To transfer maximum power from a circuit to a load, the load’s resistance, RL, must match the source resistance, Ro (Fig. 1). In the case of a complex load, ZL, and a resistive source, this transfer can require the use of a bulky inductor. This idea shows how to replace the physical inductor with a smaller synthesized inductor.

1. The simplest matching circuit consists of a resistive load, RL, equal to the source resistance, Ro.

A good example of a complex load is a piezoelectric transducer represented by the Butterworth-Van Dyke model as Co, RL, Cs, and L (Fig. 2a). At series resonance, the load impedance reduces to the equivalent circuit shown in Figure 2b. The load is still complex, with RL in parallel with Co. This makes matching to Ro impossible without a complex conjugate match of –Co at the source—that is, an inductor in parallel with Co and having the same magnitude of reactance (Fig. 2c).

2. An example of a complex load is a Butterworth-Van Dyke model of a piezoelectric transducer (a), which can be reduced to an equivalent circuit (b). To match the load to the source, an appropriate inductor, L, must be added (c).

To match Ro to RL, L must be chosen to “resonate out” Co:

–XCo = XL

– {–j[1/(ωCo)]} = jωL

Therefore:

L = 1/(ω2 × Co)

where:

ω = 2πf

To replace the physical inductor, L, with a synthesized inductor, consider the gyrator circuit, which Bernard Tellegen invented in 1948 (Fig. 3). The circuit is basically a differentiator in which the operation of capacitor C is reversed. The simulated inductance becomes:

L = (R1)(R)(C) Henries

3. Instead of a bulky physical inductor, the designer can use this gyrator circuit, which provides a simulated inductance equal to (R1)(R)(C).

Typically, R1 is kept to 100 Ω or less so the circuit’s Q can be at least 10. (Details of the gyrator circuit are available on the Internet. For example, see www.beigebag.com/case_gyrator.htm. Figure 4 shows the final implementation of the matched circuit. With this circuit, R can be dynamically varied to change the tuning on the fly for different complex loads, provided that the voltage across the load is measured so optimum tuning can be achieved.
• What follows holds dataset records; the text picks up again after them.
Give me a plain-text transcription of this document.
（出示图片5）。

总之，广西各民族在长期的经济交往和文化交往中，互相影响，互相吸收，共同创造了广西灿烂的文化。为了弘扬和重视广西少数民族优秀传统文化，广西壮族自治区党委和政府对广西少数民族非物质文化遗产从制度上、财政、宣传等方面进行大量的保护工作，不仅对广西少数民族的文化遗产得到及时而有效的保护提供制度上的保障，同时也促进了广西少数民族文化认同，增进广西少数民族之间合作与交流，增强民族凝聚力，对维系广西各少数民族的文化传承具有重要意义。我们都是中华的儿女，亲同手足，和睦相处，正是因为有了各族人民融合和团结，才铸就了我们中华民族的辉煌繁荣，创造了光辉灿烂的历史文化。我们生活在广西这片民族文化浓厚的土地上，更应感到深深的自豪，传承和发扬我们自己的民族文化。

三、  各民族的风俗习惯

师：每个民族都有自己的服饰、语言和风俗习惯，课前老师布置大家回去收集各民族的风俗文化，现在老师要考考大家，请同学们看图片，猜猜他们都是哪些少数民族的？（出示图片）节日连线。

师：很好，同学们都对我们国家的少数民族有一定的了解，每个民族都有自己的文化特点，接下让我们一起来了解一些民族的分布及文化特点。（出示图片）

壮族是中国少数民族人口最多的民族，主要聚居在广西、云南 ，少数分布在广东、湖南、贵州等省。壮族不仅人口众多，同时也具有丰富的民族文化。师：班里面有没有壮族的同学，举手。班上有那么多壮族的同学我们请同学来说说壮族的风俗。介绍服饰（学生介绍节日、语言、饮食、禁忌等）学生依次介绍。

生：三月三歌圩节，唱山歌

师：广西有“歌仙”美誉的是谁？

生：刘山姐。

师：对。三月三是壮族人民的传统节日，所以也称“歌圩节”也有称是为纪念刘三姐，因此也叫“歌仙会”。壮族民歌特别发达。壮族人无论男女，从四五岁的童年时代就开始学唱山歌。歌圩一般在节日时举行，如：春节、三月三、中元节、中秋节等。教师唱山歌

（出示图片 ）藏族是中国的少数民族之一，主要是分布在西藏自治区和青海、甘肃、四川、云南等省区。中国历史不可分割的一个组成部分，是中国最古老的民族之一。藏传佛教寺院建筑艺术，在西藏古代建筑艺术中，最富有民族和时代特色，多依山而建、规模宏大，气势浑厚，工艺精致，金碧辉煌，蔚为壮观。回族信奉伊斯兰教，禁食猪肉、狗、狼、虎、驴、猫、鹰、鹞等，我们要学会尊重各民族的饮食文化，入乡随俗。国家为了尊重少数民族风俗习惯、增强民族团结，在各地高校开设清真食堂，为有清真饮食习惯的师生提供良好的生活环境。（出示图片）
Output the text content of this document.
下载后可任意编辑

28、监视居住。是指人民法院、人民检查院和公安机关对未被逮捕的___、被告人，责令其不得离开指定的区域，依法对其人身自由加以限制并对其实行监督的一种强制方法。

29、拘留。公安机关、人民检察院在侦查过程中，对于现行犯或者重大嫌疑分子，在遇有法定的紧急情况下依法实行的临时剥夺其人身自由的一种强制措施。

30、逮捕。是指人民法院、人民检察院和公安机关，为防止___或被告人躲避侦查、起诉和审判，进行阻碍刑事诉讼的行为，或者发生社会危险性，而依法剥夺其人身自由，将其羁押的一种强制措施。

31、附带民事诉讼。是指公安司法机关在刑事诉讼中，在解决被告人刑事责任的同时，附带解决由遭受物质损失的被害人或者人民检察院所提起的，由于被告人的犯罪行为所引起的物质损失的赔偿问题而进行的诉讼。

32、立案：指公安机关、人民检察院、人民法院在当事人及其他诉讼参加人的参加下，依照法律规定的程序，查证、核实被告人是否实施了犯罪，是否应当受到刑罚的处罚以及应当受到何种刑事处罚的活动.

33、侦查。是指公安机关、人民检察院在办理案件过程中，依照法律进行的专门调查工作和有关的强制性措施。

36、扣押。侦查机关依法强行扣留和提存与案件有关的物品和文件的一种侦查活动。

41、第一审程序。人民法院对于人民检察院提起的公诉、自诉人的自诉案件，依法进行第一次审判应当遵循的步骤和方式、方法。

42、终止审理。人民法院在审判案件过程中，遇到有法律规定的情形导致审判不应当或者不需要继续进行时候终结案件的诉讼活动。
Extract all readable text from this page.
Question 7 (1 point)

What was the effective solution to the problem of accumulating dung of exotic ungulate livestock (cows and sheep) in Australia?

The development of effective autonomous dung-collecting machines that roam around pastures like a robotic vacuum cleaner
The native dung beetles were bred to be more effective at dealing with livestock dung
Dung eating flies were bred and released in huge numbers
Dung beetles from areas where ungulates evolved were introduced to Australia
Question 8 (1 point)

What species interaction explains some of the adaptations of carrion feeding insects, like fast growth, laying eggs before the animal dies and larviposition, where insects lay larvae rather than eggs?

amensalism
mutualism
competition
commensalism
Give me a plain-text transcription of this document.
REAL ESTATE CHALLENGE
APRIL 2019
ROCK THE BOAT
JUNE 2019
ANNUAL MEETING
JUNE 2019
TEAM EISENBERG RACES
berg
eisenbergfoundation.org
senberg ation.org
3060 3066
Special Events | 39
4. In a typical implementation of the gyrator matching circuit, dynamically varying R can change the tuning of the circuit for different complex loads, provided that the voltage across the load is measured to ensure optimum tuning.

Figure 5 shows the simulation results of a tuned circuit using the described gyrator circuit. The top trace is the voltage across the load, which shows a minima at the resonant frequency. The bottom trace shows the phase of the voltage across the load, which is 0° at resonance. These results indicate that the selected synthesized inductance successfully matches the load to the source.

5. In these simulation results, the voltage across the load (top trace) shows a minima at the resonant frequency. The phase of the voltage across the load (bottom trace) is 0° at resonance. These results indicate the selected inductance created a successful match.